15 May 2025
I've Reviewed 20+ AWS Environments. Here's What Always Breaks.
The first time I ran a full security review on a production AWS account, I expected to find the obvious stuff. Public S3 buckets. Default VPCs with everything open. SSH exposed to the internet.
I found those. But the more reviews I've done, the more I realise the interesting vulnerabilities aren't the ones that show up on top-10 lists. They're the ones that made complete sense at 2am during a sprint, got shipped, and nobody ever revisited.
This isn't a checklist post. It's the stuff I actually look for, with the commands and Terraform I actually use.
IAM: Where Most Breaches Start
IAM misconfigurations aren't AWS's fault. The service is well-designed. The problem is how people use it when they're moving fast.
This is the pattern I find most often — attached to a Lambda role in a payments service:
{
"Version": "2012-10-17",
"Statement": [
{
"Effect": "Allow",
"Action": "*",
"Resource": "*"
}
]
}
Administrator access on a function that processes invoices. It was added temporarily six months ago to debug something. Temporary became permanent. Nobody noticed.

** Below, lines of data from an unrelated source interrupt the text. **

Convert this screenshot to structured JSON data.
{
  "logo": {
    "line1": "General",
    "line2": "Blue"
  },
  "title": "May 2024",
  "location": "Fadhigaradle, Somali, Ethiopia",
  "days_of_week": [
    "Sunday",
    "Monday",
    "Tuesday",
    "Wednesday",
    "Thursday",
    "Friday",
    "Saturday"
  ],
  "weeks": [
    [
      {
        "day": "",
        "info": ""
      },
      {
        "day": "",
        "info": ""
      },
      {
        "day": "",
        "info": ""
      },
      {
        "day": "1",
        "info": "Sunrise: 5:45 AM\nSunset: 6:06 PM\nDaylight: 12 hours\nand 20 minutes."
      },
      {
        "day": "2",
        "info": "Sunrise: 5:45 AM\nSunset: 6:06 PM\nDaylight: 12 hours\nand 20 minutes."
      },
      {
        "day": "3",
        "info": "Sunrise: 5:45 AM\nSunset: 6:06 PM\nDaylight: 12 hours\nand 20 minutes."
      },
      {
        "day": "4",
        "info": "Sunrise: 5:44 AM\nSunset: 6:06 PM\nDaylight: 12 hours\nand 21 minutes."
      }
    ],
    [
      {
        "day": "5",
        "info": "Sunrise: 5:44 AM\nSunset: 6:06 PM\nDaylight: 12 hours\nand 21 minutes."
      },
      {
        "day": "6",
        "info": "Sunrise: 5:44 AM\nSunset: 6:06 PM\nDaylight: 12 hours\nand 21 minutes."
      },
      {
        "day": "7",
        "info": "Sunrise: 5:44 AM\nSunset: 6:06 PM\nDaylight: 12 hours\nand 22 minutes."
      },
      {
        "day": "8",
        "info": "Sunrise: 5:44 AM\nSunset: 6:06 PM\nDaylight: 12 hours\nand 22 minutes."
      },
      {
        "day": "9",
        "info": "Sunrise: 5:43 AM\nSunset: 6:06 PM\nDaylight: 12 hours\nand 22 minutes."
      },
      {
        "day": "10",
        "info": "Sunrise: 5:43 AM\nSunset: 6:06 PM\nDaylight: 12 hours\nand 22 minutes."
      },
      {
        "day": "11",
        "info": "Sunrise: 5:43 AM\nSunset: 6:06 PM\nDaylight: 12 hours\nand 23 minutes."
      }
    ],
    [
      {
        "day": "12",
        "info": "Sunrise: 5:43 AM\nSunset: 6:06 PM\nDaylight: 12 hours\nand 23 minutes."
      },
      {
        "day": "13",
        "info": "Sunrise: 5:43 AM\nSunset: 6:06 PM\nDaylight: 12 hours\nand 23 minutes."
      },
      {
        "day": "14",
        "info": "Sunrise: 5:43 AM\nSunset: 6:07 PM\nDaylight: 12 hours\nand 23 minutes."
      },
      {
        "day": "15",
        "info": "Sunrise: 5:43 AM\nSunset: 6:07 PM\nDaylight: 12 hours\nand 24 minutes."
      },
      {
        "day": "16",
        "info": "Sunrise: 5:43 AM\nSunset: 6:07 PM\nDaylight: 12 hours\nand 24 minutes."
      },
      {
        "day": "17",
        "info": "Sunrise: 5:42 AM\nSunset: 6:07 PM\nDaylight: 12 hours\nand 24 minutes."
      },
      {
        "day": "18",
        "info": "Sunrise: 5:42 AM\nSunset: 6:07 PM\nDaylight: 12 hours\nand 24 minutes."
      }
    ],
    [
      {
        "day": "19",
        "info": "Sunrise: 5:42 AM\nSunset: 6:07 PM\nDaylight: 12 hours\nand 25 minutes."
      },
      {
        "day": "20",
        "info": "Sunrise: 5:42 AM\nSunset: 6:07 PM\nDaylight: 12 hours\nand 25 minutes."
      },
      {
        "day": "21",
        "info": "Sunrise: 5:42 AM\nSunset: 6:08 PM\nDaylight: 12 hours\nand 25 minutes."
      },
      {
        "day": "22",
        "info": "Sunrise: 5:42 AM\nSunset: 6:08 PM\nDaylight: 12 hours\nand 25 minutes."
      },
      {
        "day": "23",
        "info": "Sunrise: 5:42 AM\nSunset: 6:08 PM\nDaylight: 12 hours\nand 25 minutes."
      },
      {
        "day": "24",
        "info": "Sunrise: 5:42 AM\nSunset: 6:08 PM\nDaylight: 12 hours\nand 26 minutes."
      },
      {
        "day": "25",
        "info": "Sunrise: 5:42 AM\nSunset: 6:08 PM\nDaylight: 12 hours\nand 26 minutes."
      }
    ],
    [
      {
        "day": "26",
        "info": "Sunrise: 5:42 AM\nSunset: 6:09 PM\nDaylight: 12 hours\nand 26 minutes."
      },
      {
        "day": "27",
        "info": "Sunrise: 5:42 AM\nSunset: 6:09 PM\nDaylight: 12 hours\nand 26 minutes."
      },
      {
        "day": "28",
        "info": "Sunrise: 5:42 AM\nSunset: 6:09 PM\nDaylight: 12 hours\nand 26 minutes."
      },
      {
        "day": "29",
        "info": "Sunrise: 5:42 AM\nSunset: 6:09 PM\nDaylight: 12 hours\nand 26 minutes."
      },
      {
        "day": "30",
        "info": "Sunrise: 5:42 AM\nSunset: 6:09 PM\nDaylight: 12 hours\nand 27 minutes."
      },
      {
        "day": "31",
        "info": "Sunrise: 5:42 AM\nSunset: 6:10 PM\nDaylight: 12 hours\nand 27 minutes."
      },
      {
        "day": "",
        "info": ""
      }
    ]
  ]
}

The fix is specific action, specific resource:
{
"Version": "2012-10-17",
"Statement": [
{
"Effect": "Allow",
"Action": [
"s3:GetObject",
"s3:PutObject"
],
"Resource": "arn:aws:s3:::payments-receipts-prod/*"
},
{
"Effect": "Allow",
"Action": "secretsmanager:GetSecretValue",
"Resource": "arn:aws:secretsmanager:eu-west-1:123456789012:secret:stripe-api-key-*"
}
]
}
Only what the function actually touches. Scoped to the exact resource ARNs.
To find your overprivileged roles quickly:
# Find roles with AdministratorAccess attached
aws iam list-roles --query 'Roles[].RoleName' --output text | \
tr '\t' '\n' | \
xargs -I {} sh -c '\
result=$(aws iam list-attached-role-policies --role-name "$1" \
--query "AttachedPolicies[?PolicyName==\"AdministratorAccess\"].PolicyName" \
--output text 2>/dev/null); \
[ -n "$result" ] && echo "$1: $result"' _ {}
Anything that comes back needs a conversation.
Also worth checking: inline policies. They don't show up in the attached policies list and are often where the worst stuff hides.
# Check inline policies on all roles
aws iam list-roles --query 'Roles[].RoleName' --output text | \
tr '\t' '\n' | \
while read role; do
policies=$(aws iam list-role-policies --role-name "$role" --query 'PolicyNames[]' --output text 2>/dev/null)
[ -n "$policies" ] && echo "$role has inline policies: $policies"
done
S3: Public Exposure Is Still Happening in 2025
AWS added account-level Block Public Access settings in 2018. Seven years later, I still find accounts where it's off at the individual bucket level, overriding the account setting.
# Audit public access status on every bucket in the account
aws s3api list-buckets --query 'Buckets[].Name' --output text | \
tr '\t' '\n' | \
while read bucket; do
status=$(aws s3api get-public-access-block --bucket "$bucket" 2>/dev/null | \
python3 -c "
import sys, json
d = json.load(sys.stdin)['PublicAccessBlockConfiguration']
print('OPEN' if not all(d.values()) else 'OK')
" 2>/dev/null || echo "NO_BLOCK_CONFIG")
[ "$status" != "OK" ] && echo "$bucket: $status"
done
Anything that prints is worth investigating. NO_BLOCK_CONFIG means the bucket has no public access block configured at all — check its ACL and bucket policy.
The Terraform to lock this down at the account level — one resource, covers everything:
resource "aws_s3_account_public_access_block" "main" {
block_public_acls = true
block_public_policy = true
ignore_public_acls = true
restrict_public_buckets = true
}
Do this first. Before anything else S3-related. It sets a floor that individual bucket settings can't undercut.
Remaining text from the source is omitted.